My demos on my wesite show my delivery style for certain categories of VO. And I tell the client that they chose me for that reason, and if not they should have, because I'm not changing it so that I sound like an idiot, just to get the job. My point in this is, if the client doesn't like my delivery method why did they choose me in the first place? I just tell them they need to get someone else, and I move on telling myself "NEXT." I will not be manipulated into not sounding like my natural self. They can just KMA.

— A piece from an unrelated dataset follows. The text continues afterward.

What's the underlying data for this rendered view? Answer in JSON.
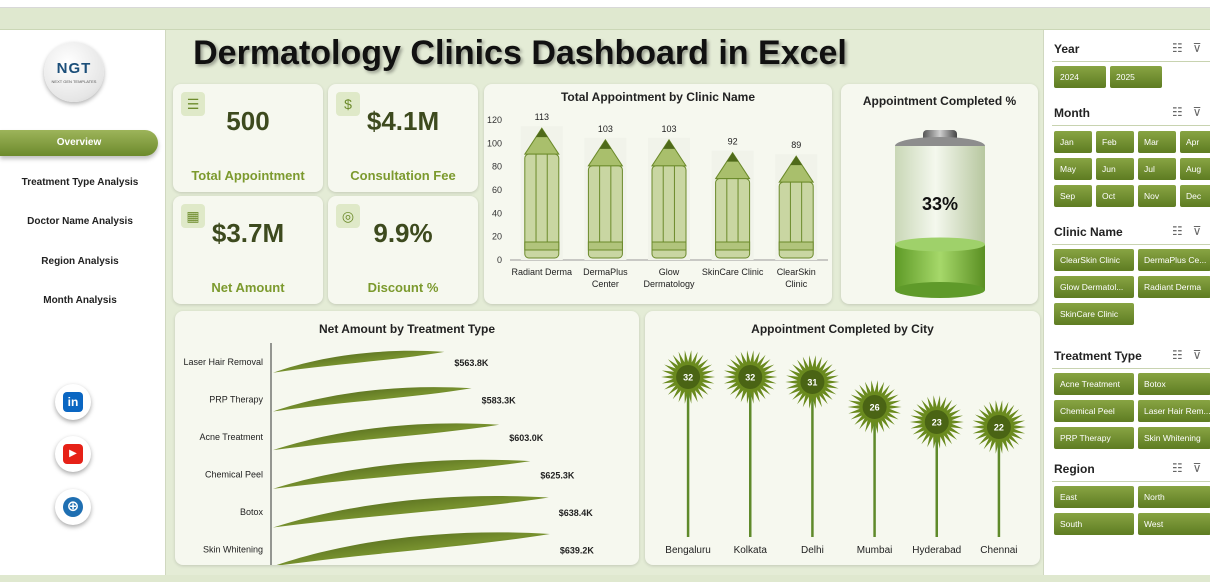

This is how I handle the situation, and I've had a few in my career. And, I keep getting great jobs from decent clients. Life is just to darn short for anything else.

All the best,
BP Smyth

James Lewis
10/14/2013 at 6:39 AM
Seems like doing on-camera commercials is easier. There's less "fiddling" which the client can do. If you're short and chunky, there's no way you can become tall and slim. But in the VO world, its theoretically possible to make a wide variety of changes.
Reuven Miller
10/14/2013 at 3:18 AM
There are so many factors that go into why a session works or doesn't. We just have to make sure that we've done everything we can to ensure that WE are not the cause of one of these Sessions from Hell. I recently had such a go-around with a production company whose client had a very specific idea of how my character (a grandfather) should sound. After several attempts, in near-desperation, I finally told my production liaison, "Have your client send me a recording of HER Grandfather!" It didn't come to that, and we eventually came to an understanding, but as Deb correctly points out, it doesn't always work out to everyone's satisfaction. Good piece!